Marc Andreessen famously proclaimed that “software is eating the world,” and to me, data is certainly eating up ecology. Andreessen meant that software is fundamentally changing how companies and economies work, and that the incumbents will be taken over by software companies. Though not a direct analogy, data is changing ecology by impacting every stage of the scientific enterprise, from hypothesis formation to conclusion. This explosion of data comes from multiple sources, from the proliferation of cheap sensors to the better detail and scope of satellite coverage. This flood of data has brought many benefits, such as greater accuracy in measurements and the expansion of research, but it has also made it more difficult to assess the quality and validity of published information. Scientists, in order to turn raw data into usable information, may aggregate data from different contexts. They will also often perform a series of complex transformations, such as excluding outliers, extrapolating missing data, and generating random sequences. Without proper documentation of these processes with statistical software, other scientists can often find it impossible to reproduce and verify results.

My mentors Barbara Lerner and Emery Boose are tackling this issue by developing a set of tools that can capture data transformation and history, or as it is more officially termed, data provenance. Our main focus right now is on the R language, which is the dominant programming language for statistical computing in ecology and many other fields. RDataTracker, our current tool for R, can automatically execute a R script (a program that can automate tasks) and generate a line-by-line visual representation of the code in a Data Derivation Graph, or DDG.

What I’m working on this summer is expanding the functionality of RDataTracker and making it more useful for scientists. My first project allowed RDataTracker to read in RMarkdown files, a file format that allows for easy formatting and publication of scripts. My next project is to save time for scientists who are changing re-running a program, by saving data that is already calculated and only recalculating parts that have been edited. Overall, we hope to make RDataTracker an easy and useful tool for scientists, so that capturing data provenance is not a burden but an asset.

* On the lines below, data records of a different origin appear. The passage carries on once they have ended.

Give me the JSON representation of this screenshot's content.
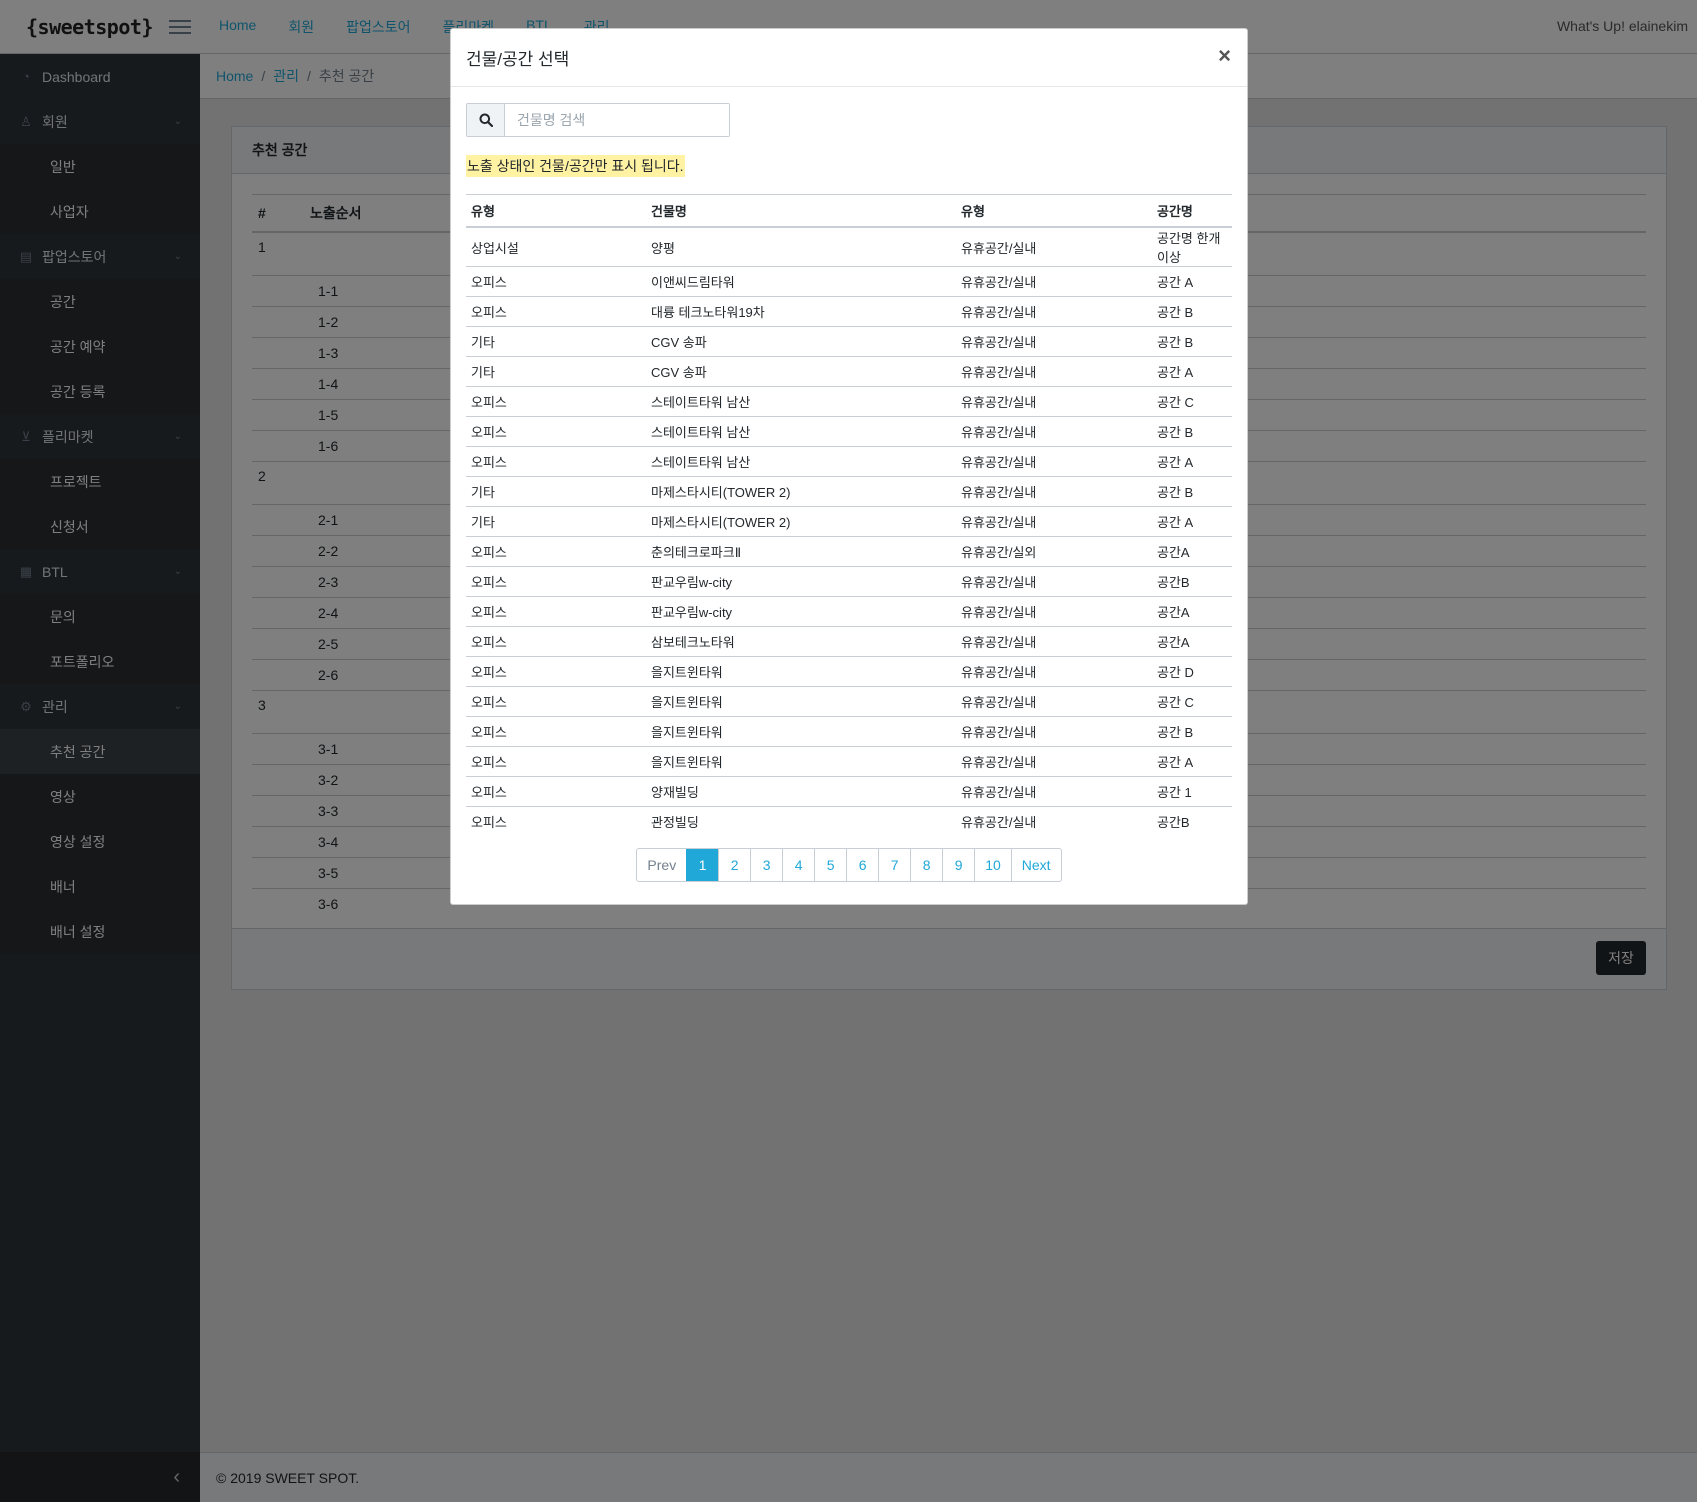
{
  "header": {
    "logo": "{sweetspot}",
    "nav": [
      "Home",
      "회원",
      "팝업스토어",
      "플리마켓",
      "BTL",
      "관리"
    ],
    "user_greeting": "What's Up! elainekim"
  },
  "sidebar": {
    "items": [
      {
        "label": "Dashboard",
        "kind": "title",
        "icon": "dashboard-icon"
      },
      {
        "label": "회원",
        "kind": "title",
        "icon": "user-icon",
        "expandable": true
      },
      {
        "label": "일반",
        "kind": "sub"
      },
      {
        "label": "사업자",
        "kind": "sub"
      },
      {
        "label": "팝업스토어",
        "kind": "title",
        "icon": "store-icon",
        "expandable": true
      },
      {
        "label": "공간",
        "kind": "sub"
      },
      {
        "label": "공간 예약",
        "kind": "sub"
      },
      {
        "label": "공간 등록",
        "kind": "sub"
      },
      {
        "label": "플리마켓",
        "kind": "title",
        "icon": "cart-icon",
        "expandable": true
      },
      {
        "label": "프로젝트",
        "kind": "sub"
      },
      {
        "label": "신청서",
        "kind": "sub"
      },
      {
        "label": "BTL",
        "kind": "title",
        "icon": "grid-icon",
        "expandable": true
      },
      {
        "label": "문의",
        "kind": "sub"
      },
      {
        "label": "포트폴리오",
        "kind": "sub"
      },
      {
        "label": "관리",
        "kind": "title",
        "icon": "gear-icon",
        "expandable": true
      },
      {
        "label": "추천 공간",
        "kind": "sub",
        "active": true
      },
      {
        "label": "영상",
        "kind": "sub"
      },
      {
        "label": "영상 설정",
        "kind": "sub"
      },
      {
        "label": "배너",
        "kind": "sub"
      },
      {
        "label": "배너 설정",
        "kind": "sub"
      }
    ]
  },
  "breadcrumb": {
    "home": "Home",
    "section": "관리",
    "current": "추천 공간"
  },
  "card": {
    "title": "추천 공간",
    "columns": [
      "#",
      "노출순서"
    ],
    "rows": [
      {
        "num": "1",
        "order": ""
      },
      {
        "num": "",
        "order": "1-1"
      },
      {
        "num": "",
        "order": "1-2"
      },
      {
        "num": "",
        "order": "1-3"
      },
      {
        "num": "",
        "order": "1-4"
      },
      {
        "num": "",
        "order": "1-5"
      },
      {
        "num": "",
        "order": "1-6"
      },
      {
        "num": "2",
        "order": ""
      },
      {
        "num": "",
        "order": "2-1"
      },
      {
        "num": "",
        "order": "2-2"
      },
      {
        "num": "",
        "order": "2-3"
      },
      {
        "num": "",
        "order": "2-4"
      },
      {
        "num": "",
        "order": "2-5"
      },
      {
        "num": "",
        "order": "2-6"
      },
      {
        "num": "3",
        "order": ""
      },
      {
        "num": "",
        "order": "3-1"
      },
      {
        "num": "",
        "order": "3-2"
      },
      {
        "num": "",
        "order": "3-3"
      },
      {
        "num": "",
        "order": "3-4"
      },
      {
        "num": "",
        "order": "3-5"
      },
      {
        "num": "",
        "order": "3-6"
      }
    ],
    "save_label": "저장"
  },
  "footer": {
    "copyright": "© 2019 SWEET SPOT."
  },
  "modal": {
    "title": "건물/공간 선택",
    "close": "×",
    "search_placeholder": "건물명 검색",
    "search_value": "",
    "notice": "노출 상태인 건물/공간만 표시 됩니다.",
    "columns": [
      "유형",
      "건물명",
      "유형",
      "공간명"
    ],
    "rows": [
      [
        "상업시설",
        "양평",
        "유휴공간/실내",
        "공간명 한개이상"
      ],
      [
        "오피스",
        "이앤씨드림타워",
        "유휴공간/실내",
        "공간 A"
      ],
      [
        "오피스",
        "대륭 테크노타워19차",
        "유휴공간/실내",
        "공간 B"
      ],
      [
        "기타",
        "CGV 송파",
        "유휴공간/실내",
        "공간 B"
      ],
      [
        "기타",
        "CGV 송파",
        "유휴공간/실내",
        "공간 A"
      ],
      [
        "오피스",
        "스테이트타워 남산",
        "유휴공간/실내",
        "공간 C"
      ],
      [
        "오피스",
        "스테이트타워 남산",
        "유휴공간/실내",
        "공간 B"
      ],
      [
        "오피스",
        "스테이트타워 남산",
        "유휴공간/실내",
        "공간 A"
      ],
      [
        "기타",
        "마제스타시티(TOWER 2)",
        "유휴공간/실내",
        "공간 B"
      ],
      [
        "기타",
        "마제스타시티(TOWER 2)",
        "유휴공간/실내",
        "공간 A"
      ],
      [
        "오피스",
        "춘의테크로파크Ⅱ",
        "유휴공간/실외",
        "공간A"
      ],
      [
        "오피스",
        "판교우림w-city",
        "유휴공간/실내",
        "공간B"
      ],
      [
        "오피스",
        "판교우림w-city",
        "유휴공간/실내",
        "공간A"
      ],
      [
        "오피스",
        "삼보테크노타워",
        "유휴공간/실내",
        "공간A"
      ],
      [
        "오피스",
        "을지트윈타워",
        "유휴공간/실내",
        "공간 D"
      ],
      [
        "오피스",
        "을지트윈타워",
        "유휴공간/실내",
        "공간 C"
      ],
      [
        "오피스",
        "을지트윈타워",
        "유휴공간/실내",
        "공간 B"
      ],
      [
        "오피스",
        "을지트윈타워",
        "유휴공간/실내",
        "공간 A"
      ],
      [
        "오피스",
        "양재빌딩",
        "유휴공간/실내",
        "공간 1"
      ],
      [
        "오피스",
        "관정빌딩",
        "유휴공간/실내",
        "공간B"
      ]
    ],
    "pagination": {
      "prev": "Prev",
      "pages": [
        "1",
        "2",
        "3",
        "4",
        "5",
        "6",
        "7",
        "8",
        "9",
        "10"
      ],
      "next": "Next",
      "current": "1"
    }
  },
  "colors": {
    "accent": "#20a8d8",
    "sidebar_bg": "#2f353a",
    "notice_bg": "#fff3a3",
    "save_bg": "#23282c"
  }
}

Most of my day is spent typing away at my computer in our new office, reading code and working out kinks. But this place isn’t called Harvard Forest for nothing. Every week I go out into the forest to check up on water height and flow sensors installed on the rivers and swamps throughout the woods. And after work, I’m free to run, bike, and explore. The fire tower on Prospect Hill has amazing views, and we also got the chance to climb trees with a visiting REU program. Weekends are also great, as we’ve had many activities organized by fellow summer program students, such as a trip to Acadia National Park, and there is almost always a car to Boston. Harvard Forest also provides bikes and helmets, and if you come to this program I highly encourage you to explore the local area, as Petersham and Athol definitely have the quintessential New England charm. I’ve even borrowed a bike to ride 30 miles to Amherst (where I go to school) and back.

As a final word, I’d like to say that Harvard Forest is an amazing combination of expansive wilderness with the amenities of modern life, but what truly makes the experience is the exceptional array of fellow students, mentors, and staff that make up the program.